Macquarie note that existing contracts have their pricing periodically reviewed. Currently all these reviews have been in favour of the gas buyers in the global market and have seen falls of around 25% in contracted terms
Japanese customers pay amongst the highest prices in the world for their gas. They are currently paying approximately $A8.90/GJ for their contract gas under renegotiated pricing arrangements.
Australian customers are currently paying around $8-12/GJ according to the ACCC. We should be paying substantially less than the Japanese given the gas must be liquefied (an expensive energy intensive process) and shipped all the way to Japan.
Once we start getting into the detail of the report, the ACCC’s gas industry supplied view looks even more absurd. The ACCC claim that in the southern states we should be paying more for our gas than Queenslanders.
The ACCC says in Queensland we should pay $5.87-7.85/GJ in 2018 while in Melbourne we should pay some $2.45/GJ more accounting for the cost of transporting the gas from Wallumbilla in Queensland.
It claims that the Bass Strait is in decline and gas must come from Queensland to supply the southern states.
This quite simply flies in the face of reality. On the very day that the ACCC released its report the Bass Strait fields are supplying 100% of the needs of Tasmania, Victoria and NSW, part of South Australia’s demand (the balance coming form the SA gas fields at Moomba) and exporting gas through to Gladstone. Melbourne and Sydney consumers have no need to be paying more than their Queensland counterparts.
The ACCC has clearly stated that one solution to the price crisis is to produce more gas by opening up coal seam gas fields in NSW and onshore gas fields in Victoria.

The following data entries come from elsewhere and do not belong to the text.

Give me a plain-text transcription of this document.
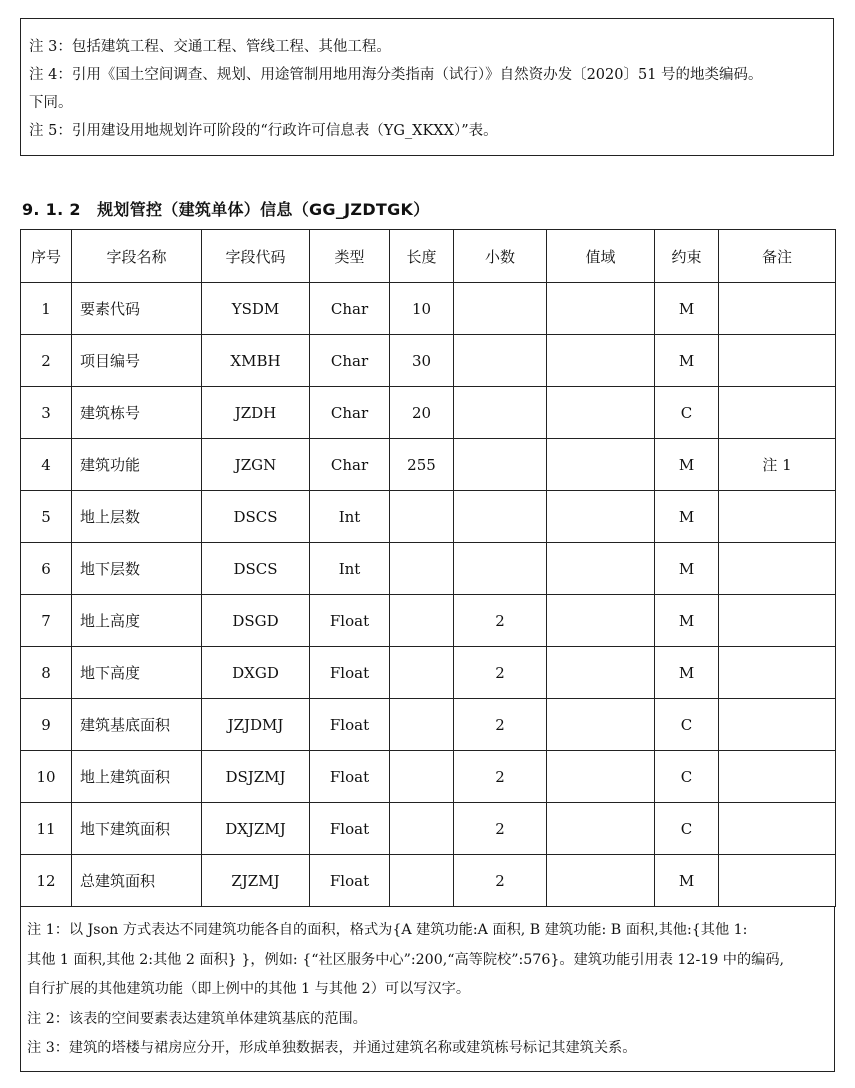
注 3：包括建筑工程、交通工程、管线工程、其他工程。
注 4：引用《国土空间调查、规划、用途管制用地用海分类指南（试行）》自然资办发〔2020〕51 号的地类编码。
下同。
注 5：引用建设用地规划许可阶段的“行政许可信息表（YG_XKXX）”表。
9. 1. 2　规划管控（建筑单体）信息（GG_JZDTGK）
序号	字段名称	字段代码	类型	长度	小数	值域	约束	备注
1	要素代码	YSDM	Char	10			M	
2	项目编号	XMBH	Char	30			M	
3	建筑栋号	JZDH	Char	20			C	
4	建筑功能	JZGN	Char	255			M	注 1
5	地上层数	DSCS	Int				M	
6	地下层数	DSCS	Int				M	
7	地上高度	DSGD	Float		2		M	
8	地下高度	DXGD	Float		2		M	
9	建筑基底面积	JZJDMJ	Float		2		C	
10	地上建筑面积	DSJZMJ	Float		2		C	
11	地下建筑面积	DXJZMJ	Float		2		C	
12	总建筑面积	ZJZMJ	Float		2		M	
注 1：以 Json 方式表达不同建筑功能各自的面积，格式为{A 建筑功能:A 面积, B 建筑功能: B 面积,其他:{其他 1:
其他 1 面积,其他 2:其他 2 面积} }，例如: {“社区服务中心”:200,“高等院校”:576}。建筑功能引用表 12-19 中的编码,
自行扩展的其他建筑功能（即上例中的其他 1 与其他 2）可以写汉字。
注 2：该表的空间要素表达建筑单体建筑基底的范围。
注 3：建筑的塔楼与裙房应分开，形成单独数据表，并通过建筑名称或建筑栋号标记其建筑关系。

Politically, this is impossible in Victoria given the onshore gas ban that exists. In NSW it is problematic due to the unprecedented public opposition to the one live project, Santos’ Narrabri gas project.
This ACCC solution also flies in the face of current global gas economics. Onshore gas has proven to be very expensive gas in Australia.
We live in a low cost gas world. Producing high cost onshore coal seam gas is no way to bring about a fall in the price of gas. The ACCC appears blind to what is occurring in global gas markets and is dutifully parroting lines from the gas industry.
It is well past time that the ACCC and Australian governments at all levels took on the gas cartel that is forcing up domestic gas prices to globally uncompetitive levels. The high gas prices are also feeding through to high electricity prices.
Australia is blessed with abundant energy sources and prices should be amongst the cheapest in the world. That we pay more than our export customers is testament to the fact that energy policy has totally failed.
The ACCC need to stop siding with an industry that has long failed the domestic gas market. The gas cartel must be dealt with confidently and with the interest of families and businesses front of mind.
Bruce Robertson is an analyst with IEEFA.